OAB SP comemora decisão do TRF-1 que manteve sociedades unipessoais no Simples Nacional


20/04/2016

O Tribunal Regional Federal da 1ª Região (TRF-1) manteve, nesta terça-feira (19/04), decisão que inclui as sociedades unipessoais de advocacia no Simples Nacional - sistema simplificado de tributação. A corte indeferiu o pedido de suspensão proposto pela Receita Federal após a sentença de primeira instância, divulgada no início deste mês, que estendia o benefício a essas sociedades. De acordo com o tribunal, os advogados terão 30 dias para fazer a adesão ao Simples, contados a partir de 19 de abril. “Trata-se de um benefício fundamental conseguido recentemente pelas sociedades pluripessoais e que, agora, alcança também os advogados que atuam individualmente”, comemora Marcos da Costa, presidente da OAB SP.

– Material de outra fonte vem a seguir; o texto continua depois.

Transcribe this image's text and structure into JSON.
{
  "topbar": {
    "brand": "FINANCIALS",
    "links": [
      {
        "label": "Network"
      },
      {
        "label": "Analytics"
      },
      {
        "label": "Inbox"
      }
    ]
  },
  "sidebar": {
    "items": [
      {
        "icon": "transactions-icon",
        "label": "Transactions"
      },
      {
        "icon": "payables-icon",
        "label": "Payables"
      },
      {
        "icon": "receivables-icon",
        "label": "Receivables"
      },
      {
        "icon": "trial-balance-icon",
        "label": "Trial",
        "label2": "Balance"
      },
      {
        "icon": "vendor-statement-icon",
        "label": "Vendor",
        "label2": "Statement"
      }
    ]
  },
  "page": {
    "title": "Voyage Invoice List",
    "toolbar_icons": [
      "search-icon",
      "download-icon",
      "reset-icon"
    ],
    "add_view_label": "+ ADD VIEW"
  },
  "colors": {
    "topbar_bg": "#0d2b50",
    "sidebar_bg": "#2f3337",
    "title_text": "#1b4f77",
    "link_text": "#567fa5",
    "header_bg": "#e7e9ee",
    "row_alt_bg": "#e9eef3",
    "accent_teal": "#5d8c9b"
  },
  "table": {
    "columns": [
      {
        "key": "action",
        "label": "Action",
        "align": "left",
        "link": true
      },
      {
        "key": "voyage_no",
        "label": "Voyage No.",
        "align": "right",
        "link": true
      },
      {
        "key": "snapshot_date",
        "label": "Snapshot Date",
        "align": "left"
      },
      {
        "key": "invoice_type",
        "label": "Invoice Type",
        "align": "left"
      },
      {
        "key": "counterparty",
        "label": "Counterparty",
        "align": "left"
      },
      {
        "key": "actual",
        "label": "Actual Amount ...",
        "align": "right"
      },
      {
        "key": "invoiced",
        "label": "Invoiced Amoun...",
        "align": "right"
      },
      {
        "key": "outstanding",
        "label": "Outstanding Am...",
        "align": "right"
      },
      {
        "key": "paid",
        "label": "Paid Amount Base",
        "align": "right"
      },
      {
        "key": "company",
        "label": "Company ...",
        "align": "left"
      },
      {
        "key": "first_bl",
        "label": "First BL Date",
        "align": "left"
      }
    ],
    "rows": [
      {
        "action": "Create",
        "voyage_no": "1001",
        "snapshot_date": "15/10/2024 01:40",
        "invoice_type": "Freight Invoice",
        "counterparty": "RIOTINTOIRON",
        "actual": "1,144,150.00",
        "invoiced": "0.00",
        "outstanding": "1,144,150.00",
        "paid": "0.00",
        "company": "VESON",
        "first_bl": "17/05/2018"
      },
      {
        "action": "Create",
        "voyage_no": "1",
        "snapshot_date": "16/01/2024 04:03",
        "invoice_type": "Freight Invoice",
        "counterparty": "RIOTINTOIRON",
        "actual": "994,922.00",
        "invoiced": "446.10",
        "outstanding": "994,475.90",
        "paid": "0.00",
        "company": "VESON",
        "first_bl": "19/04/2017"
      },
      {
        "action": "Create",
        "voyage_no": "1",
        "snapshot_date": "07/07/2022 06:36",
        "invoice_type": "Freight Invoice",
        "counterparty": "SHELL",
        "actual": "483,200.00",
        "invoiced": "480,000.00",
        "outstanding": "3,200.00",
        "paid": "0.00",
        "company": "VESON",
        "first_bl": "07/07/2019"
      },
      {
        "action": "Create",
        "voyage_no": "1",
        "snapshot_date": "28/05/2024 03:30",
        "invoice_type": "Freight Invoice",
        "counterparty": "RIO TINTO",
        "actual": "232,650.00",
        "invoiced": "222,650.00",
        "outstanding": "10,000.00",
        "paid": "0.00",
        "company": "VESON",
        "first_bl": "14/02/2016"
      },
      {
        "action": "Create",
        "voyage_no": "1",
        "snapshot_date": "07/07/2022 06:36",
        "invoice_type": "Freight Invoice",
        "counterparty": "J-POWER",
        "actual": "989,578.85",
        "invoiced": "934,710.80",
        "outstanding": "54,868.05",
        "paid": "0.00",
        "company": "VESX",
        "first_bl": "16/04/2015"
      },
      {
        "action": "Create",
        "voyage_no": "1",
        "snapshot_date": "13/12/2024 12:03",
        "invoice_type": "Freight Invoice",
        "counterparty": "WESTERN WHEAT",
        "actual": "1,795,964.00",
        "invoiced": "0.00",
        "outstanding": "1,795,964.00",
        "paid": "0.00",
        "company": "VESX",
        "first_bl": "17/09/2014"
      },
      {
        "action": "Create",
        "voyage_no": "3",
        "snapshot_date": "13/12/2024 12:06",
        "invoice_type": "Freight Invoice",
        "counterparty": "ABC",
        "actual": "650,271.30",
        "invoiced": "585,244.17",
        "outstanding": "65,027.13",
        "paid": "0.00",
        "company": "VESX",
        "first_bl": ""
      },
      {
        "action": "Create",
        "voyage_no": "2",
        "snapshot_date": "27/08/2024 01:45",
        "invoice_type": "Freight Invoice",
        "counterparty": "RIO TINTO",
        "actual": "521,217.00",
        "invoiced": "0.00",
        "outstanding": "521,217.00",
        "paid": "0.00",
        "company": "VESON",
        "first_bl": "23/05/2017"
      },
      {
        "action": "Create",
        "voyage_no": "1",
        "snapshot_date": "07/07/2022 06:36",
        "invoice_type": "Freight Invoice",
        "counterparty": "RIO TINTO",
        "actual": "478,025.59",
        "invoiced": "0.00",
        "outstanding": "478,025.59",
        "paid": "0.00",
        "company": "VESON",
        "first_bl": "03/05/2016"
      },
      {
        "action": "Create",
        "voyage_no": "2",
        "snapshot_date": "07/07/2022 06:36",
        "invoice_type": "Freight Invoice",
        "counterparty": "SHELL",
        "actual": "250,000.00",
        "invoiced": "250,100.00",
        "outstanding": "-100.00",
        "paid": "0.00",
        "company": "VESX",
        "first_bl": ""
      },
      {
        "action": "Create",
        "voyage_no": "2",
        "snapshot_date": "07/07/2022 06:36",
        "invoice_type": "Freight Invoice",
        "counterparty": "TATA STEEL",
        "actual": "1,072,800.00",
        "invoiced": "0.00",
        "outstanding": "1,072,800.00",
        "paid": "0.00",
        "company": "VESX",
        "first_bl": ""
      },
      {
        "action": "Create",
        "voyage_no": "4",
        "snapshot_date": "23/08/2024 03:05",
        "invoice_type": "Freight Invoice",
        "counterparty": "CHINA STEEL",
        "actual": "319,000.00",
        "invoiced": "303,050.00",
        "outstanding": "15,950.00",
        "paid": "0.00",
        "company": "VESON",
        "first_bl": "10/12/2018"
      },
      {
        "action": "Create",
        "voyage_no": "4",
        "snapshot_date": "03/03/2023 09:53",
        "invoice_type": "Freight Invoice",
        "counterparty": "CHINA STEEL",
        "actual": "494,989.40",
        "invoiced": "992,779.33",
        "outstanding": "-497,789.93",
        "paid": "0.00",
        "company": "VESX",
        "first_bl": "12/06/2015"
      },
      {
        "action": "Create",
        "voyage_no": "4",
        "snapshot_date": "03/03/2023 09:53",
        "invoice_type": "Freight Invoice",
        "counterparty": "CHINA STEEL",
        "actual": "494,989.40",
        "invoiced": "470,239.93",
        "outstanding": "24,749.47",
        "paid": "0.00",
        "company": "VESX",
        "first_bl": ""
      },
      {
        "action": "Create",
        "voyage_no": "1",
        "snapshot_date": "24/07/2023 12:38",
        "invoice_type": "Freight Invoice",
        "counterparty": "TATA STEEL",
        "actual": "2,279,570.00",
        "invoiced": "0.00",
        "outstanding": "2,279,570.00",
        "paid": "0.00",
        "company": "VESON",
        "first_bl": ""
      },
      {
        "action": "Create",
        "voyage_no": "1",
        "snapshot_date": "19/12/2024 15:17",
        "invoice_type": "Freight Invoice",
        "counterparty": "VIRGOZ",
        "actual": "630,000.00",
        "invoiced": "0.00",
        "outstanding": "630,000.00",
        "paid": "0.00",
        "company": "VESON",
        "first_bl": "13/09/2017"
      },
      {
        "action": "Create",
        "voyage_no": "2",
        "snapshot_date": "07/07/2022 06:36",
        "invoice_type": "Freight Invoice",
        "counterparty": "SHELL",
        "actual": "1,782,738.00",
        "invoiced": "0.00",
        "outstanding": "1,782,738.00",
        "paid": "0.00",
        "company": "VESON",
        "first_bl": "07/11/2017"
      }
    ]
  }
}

A decisão que havia sido publicada no dia 12/04, e válida para todo o país, respondeu a um pleito da Ordem dos Advogados do Brasil. O presidente da OAB SP lembrou, na ocasião, que a Secional paulista colaborou com a ação proposta pelo Conselho Federal da OAB contra a Receita Federal. O material contou com parecer do jurista Heleno Torres, que apresentou um estudo para auxiliar na definição da medida adotada. A sentença proferida no início do mês partiu da juíza Diana Maria Wanderlei da Silva, da 5ª Vara Federal do Distrito Federal, e concedeu antecipação de tutela para que a sociedade unipessoal de advocacia, prevista na Lei nº 13.247/16, fosse incluída no sistema simplificado de tributação. Ao reafirmar a decisão da magistrada, o TRF-1 também manteve ontem outra determinação que havia sido feita por ela, de que a Receita Federal retire informação que consta em seu portal na internet sobre a impossibilidade das sociedades unipessoais de advogados se submeterem ao Simples Nacional.

Histórico
A criação da sociedade unipessoal de advocacia foi sancionada em janeiro, com a Lei 13.247/16, que amplia o Estatuto da Advocacia, permitindo que um só advogado tenha os mesmos direitos e tratamento jurídico das sociedades tradicionais. A possibilidade de entrar no Simples Nacional foi um dos fatores que motivaram a criação da sociedade individual. Porém, poucos dias depois de sancionada, a Receita divulgou nota com o entendimento de que essas sociedades não poderiam optar pelo sistema por não estarem previstas no rol de beneficiados pelo regime simplificado. Para o Fisco, seria preciso alterar primeiro a Lei Complementar 123/2006, referente às normas para o tratamento diferenciado às microempresas e empresas de pequeno porte.

Depois de tentar resolver a questão administrativamente, o Conselho Federal da OAB recorreu à Justiça. A ação argumentou que não foi criada uma nova natureza societária, mas que a sociedade unipessoal de advocacia nada mais é do que uma sociedade simples - figura jurídica já admitida no Código Civil e elencada na Lei Complementar 123/2006. Não existe, na interpretação da OAB, justificativa para a posição da Receita, pois toda sociedade de advogados possui natureza de sociedade simples, especialmente pela ausência do caráter de atividade empresarial.